Una perizia medico-legale su Antonio Messina. L’ex avvocato accusato di avere gestito gli affari di Matteo Messina Denaro. Sarà questo esame, chiesto dalla difesa dell’imputato e accordato dal tribunale, a stabilire se l’80enne di Campobello di Mazara (in provincia di Trapani) è in grado di partecipare coscientemente al processo a suo carico. Un processo che doveva iniziare proprio […]
Perizia medica per l’ex avvocato-cassiere di Messina Denaro: «Precarissime condizioni di salute»
Una perizia medico-legale su Antonio Messina. L’ex avvocato accusato di avere gestito gli affari di Matteo Messina Denaro. Sarà questo esame, chiesto dalla difesa dell’imputato e accordato dal tribunale, a stabilire se l’80enne di Campobello di Mazara (in provincia di Trapani) è in grado di partecipare coscientemente al processo a suo carico. Un processo che doveva iniziare proprio oggi a Marsala, sempre nel Trapanese.
Chi è l’ex avvocato l’80enne
Secondo i magistrati della Direzione distrettuale antimafia di Palermo, Messina avrebbe gestito una parte della cassa in cui sarebbero transitati i flussi di denaro della famiglia mafiosa capeggiata dal defunto boss Matteo Messina Denaro.
La richiesta di perizia per Antonio Messina
All’inizio dell’udienza di questa mattina, l’avvocato Paolo Paladino – difensore di Messina – ha affermato che l’imputato «è in precarissime condizioni di salute». Inoltre, il legale ha prodotto una relazione medica che attesta le patologie dell’imputato. Per questo motivo, l’avvocato Paladino ha chiesto al collegio giudicante (presieduto da Vito Marcello Saladino), di una perizia per Antonio Messina.
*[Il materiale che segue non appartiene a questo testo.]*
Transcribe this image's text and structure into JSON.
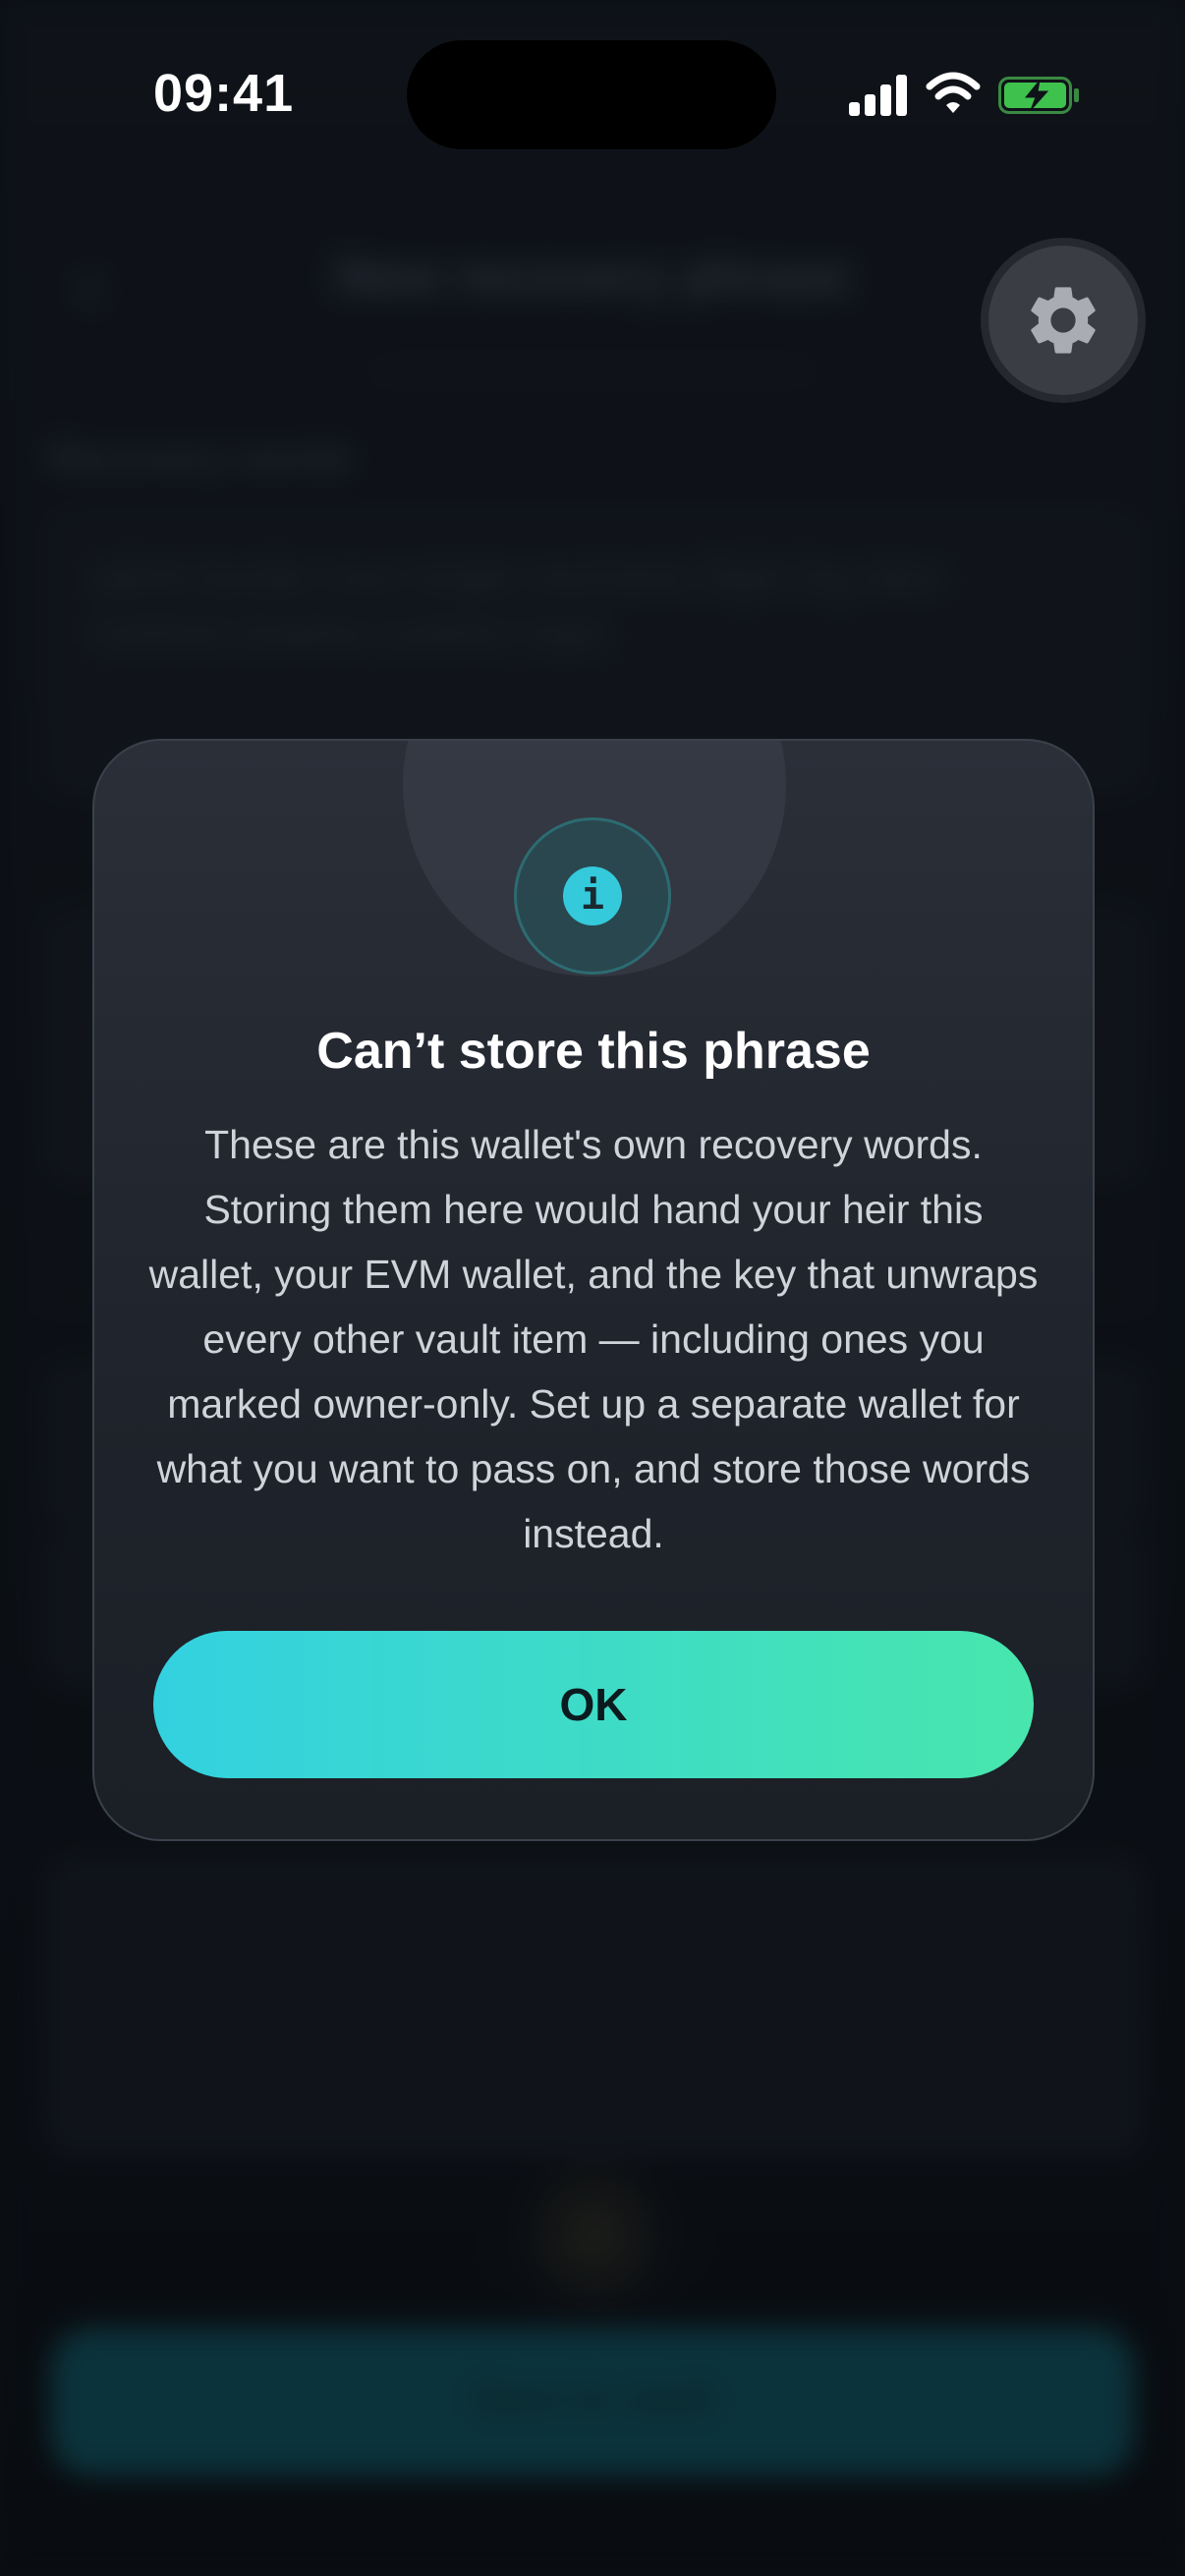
{
  "status_bar": {
    "time": "09:41"
  },
  "background": {
    "back_icon": "chevron-left-icon",
    "title": "New recovery phrase",
    "section_label": "Recovery words",
    "words_text": "admit border river single mechanic flight fog deer method shadow outdoor topic",
    "cta_label": "Save to vault"
  },
  "gear": {
    "icon": "gear-icon"
  },
  "modal": {
    "icon": "info-icon",
    "title": "Can’t store this phrase",
    "body": "These are this wallet's own recovery words. Storing them here would hand your heir this wallet, your EVM wallet, and the key that unwraps every other vault item — including ones you marked owner-only. Set up a separate wallet for what you want to pass on, and store those words instead.",
    "ok_label": "OK",
    "accent_start": "#33d1e0",
    "accent_end": "#48e6ad"
  }
}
Al fine di accertare se l’ex avvocato è in grado di stare in aula comprendendo le fasi del dibattimento.
«Il giudice non può negare»
Se così non fosse, disporre la sospensione del processo. Alla perizia si è opposto il pubblico ministero della Direzione distrettuale antimafia Vincenzo Amico. Il tribunale, però, dopo una camera di consiglio, ha evidenziato che «il giudice non può negare un’indagine peritale se non fornendo idonee motivazioni». Il medico che dovrà valutare le condizioni dell’imputato verrà nominato dal tribunale di Marsala mercoledì prossimo.